The revelation is sure to fuel criticism of the FBI and U.S. counterterrorism protocols.
Tsarnaev, 26, was killed in a police shootout in Watertown, Mass. early Friday while his younger brother Dzhokhar, 19, was captured Friday night and is reportedly speaking with investigators while hospitalized.
The ethnic Chechen brothers are suspected of detonating homemade bombs at the Boston Marathon on April 15, which led to three deaths and more than 260 injuries.
The Associated Press reports that the CIA added Tamerlan to the highly classified "Terrorist Identities Datamart Environment" (TIDE) database as well as the declassified Terrorist Screening Database after the FBI interviewed him about a Russian tip that he had become a "follower of radical Islam and a strong believer."
Authorities told Reuters that the database — which is maintained by the National Counterterrorism Center (NCTC) and contains more than 450,000 people — is so large that investigators do not routinely monitor everyone registered as known, suspected, or potential terrorists.
But fewer than 5 percent of the TIDE entries are U.S. citizens or legal residents, according to the NCTC, which means that the pool to which Tamerlan belonged was relatively small.
As of March 2012 the NCTC can copy and examine entire government databases — including law enforcement investigations, health information, employment history, travel and student records, online activity, and biometric information — to predict possible criminal behavior of any U.S. citizen.
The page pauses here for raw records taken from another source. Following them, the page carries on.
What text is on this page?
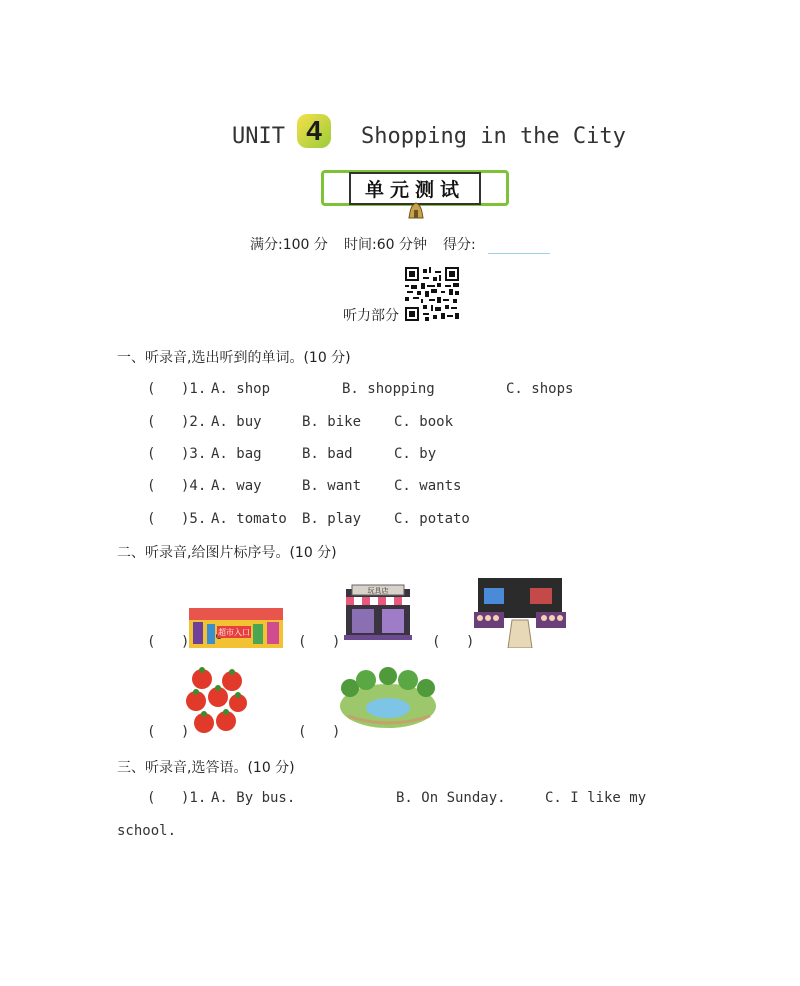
UNIT 4	Shopping in the City
单元测试
满分:100 分 时间:60 分钟 得分:
听力部分
一、听录音,选出听到的单词。(10 分)
( )1. A. shop	B. shopping	C. shops
( )2. A. buy	B. bike C. book
( )3. A. bag	B. bad	C. by
( )4. A. way	B. want C. wants
( )5. A. tomato B. play C. potato
二、听录音,给图片标序号。(10 分)
( )	( )	( )
超市入口
玩具店
( )	( )
三、听录音,选答语。(10 分)
( )1. A. By bus.	B. On Sunday.	C. I like my
school.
The FBI said they didn't keep tabs on Tamerlan because their initial investigation in 2011 failed to find “any terrorism activity, domestic or foreign” in government databases and on websites that promote extremist views and activities.
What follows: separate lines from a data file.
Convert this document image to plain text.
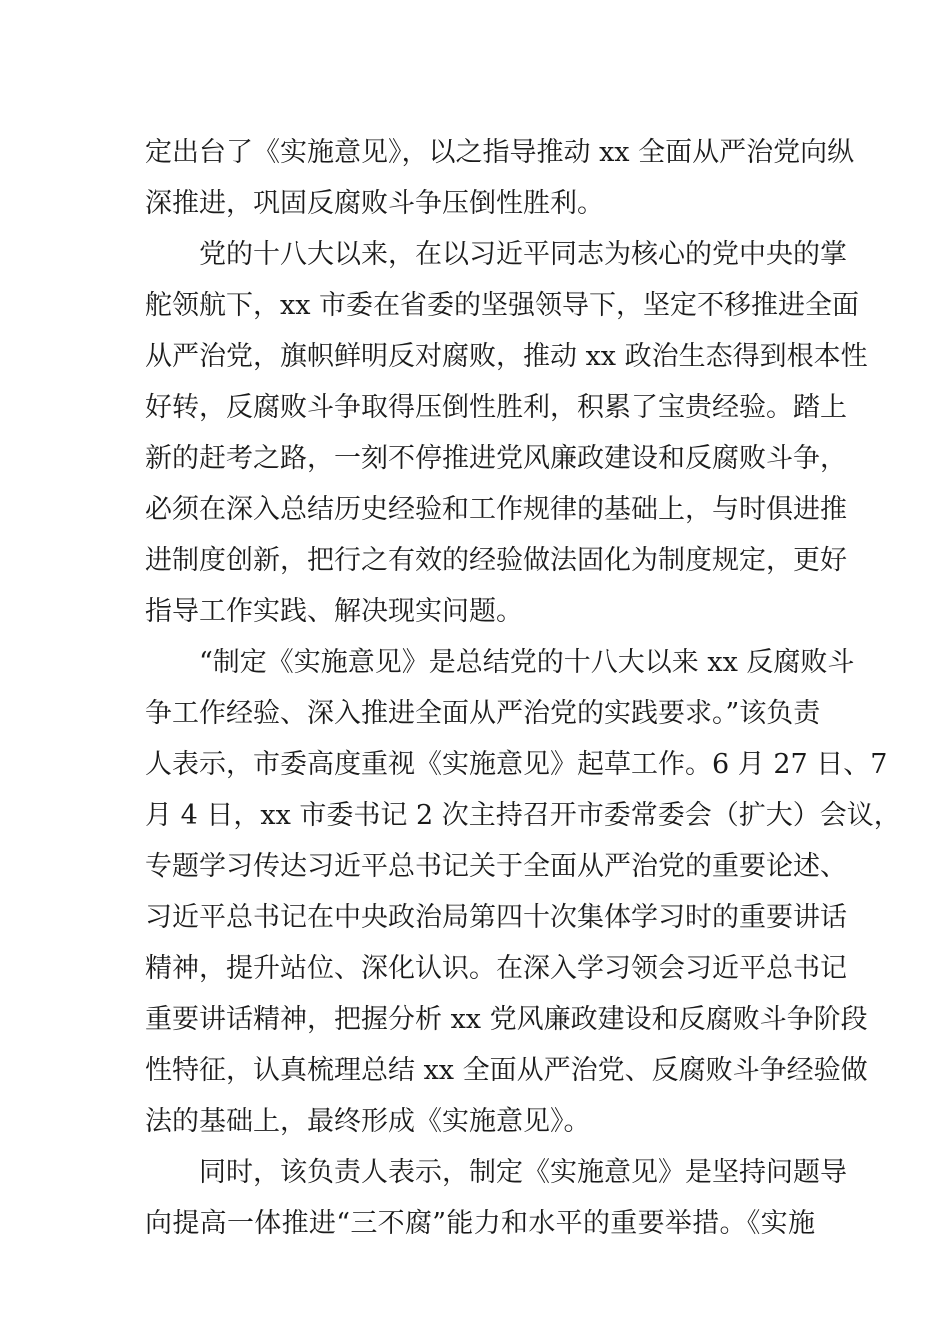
定出台了《实施意见》，以之指导推动 xx 全面从严治党向纵
深推进，巩固反腐败斗争压倒性胜利。
党的十八大以来，在以习近平同志为核心的党中央的掌
舵领航下，xx 市委在省委的坚强领导下，坚定不移推进全面
从严治党，旗帜鲜明反对腐败，推动 xx 政治生态得到根本性
好转，反腐败斗争取得压倒性胜利，积累了宝贵经验。踏上
新的赶考之路，一刻不停推进党风廉政建设和反腐败斗争，
必须在深入总结历史经验和工作规律的基础上，与时俱进推
进制度创新，把行之有效的经验做法固化为制度规定，更好
指导工作实践、解决现实问题。
“制定《实施意见》是总结党的十八大以来 xx 反腐败斗
争工作经验、深入推进全面从严治党的实践要求。”该负责
人表示，市委高度重视《实施意见》起草工作。6 月 27 日、7
月 4 日，xx 市委书记 2 次主持召开市委常委会（扩大）会议，
专题学习传达习近平总书记关于全面从严治党的重要论述、
习近平总书记在中央政治局第四十次集体学习时的重要讲话
精神，提升站位、深化认识。在深入学习领会习近平总书记
重要讲话精神，把握分析 xx 党风廉政建设和反腐败斗争阶段
性特征，认真梳理总结 xx 全面从严治党、反腐败斗争经验做
法的基础上，最终形成《实施意见》。
同时，该负责人表示，制定《实施意见》是坚持问题导
向提高一体推进“三不腐”能力和水平的重要举措。《实施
But Tamerlan subsequently traveled to Dagestan and Chechnya, became increasingly confrontational in his beliefs, and began posting jihadist videos online.
When he left for Russia in January 2012, his name was also on the a database maintained by the Homeland Security Department's Customs and Border Protection bureau. (He was not put on the "no-fly" list or the Selectee List, which triggers extra security screening at airports.)
However, he had already been automatically downgraded in the border database , so he neither got secondary inspection on his re-entry at New York's JFK Airport nor was he monitored afterward.
"Yes, the system pinged when he was leaving the United States. By the time he returned, all investigations - the matter had been closed," Napolitano told the Senate Judiciary Committee on Tuesday.
Sen. Lindsey Graham (R-S.C.) told Fox News that the FBI missed the Russia trip because Tsarnaev's name was misspelled when he got on the airplane.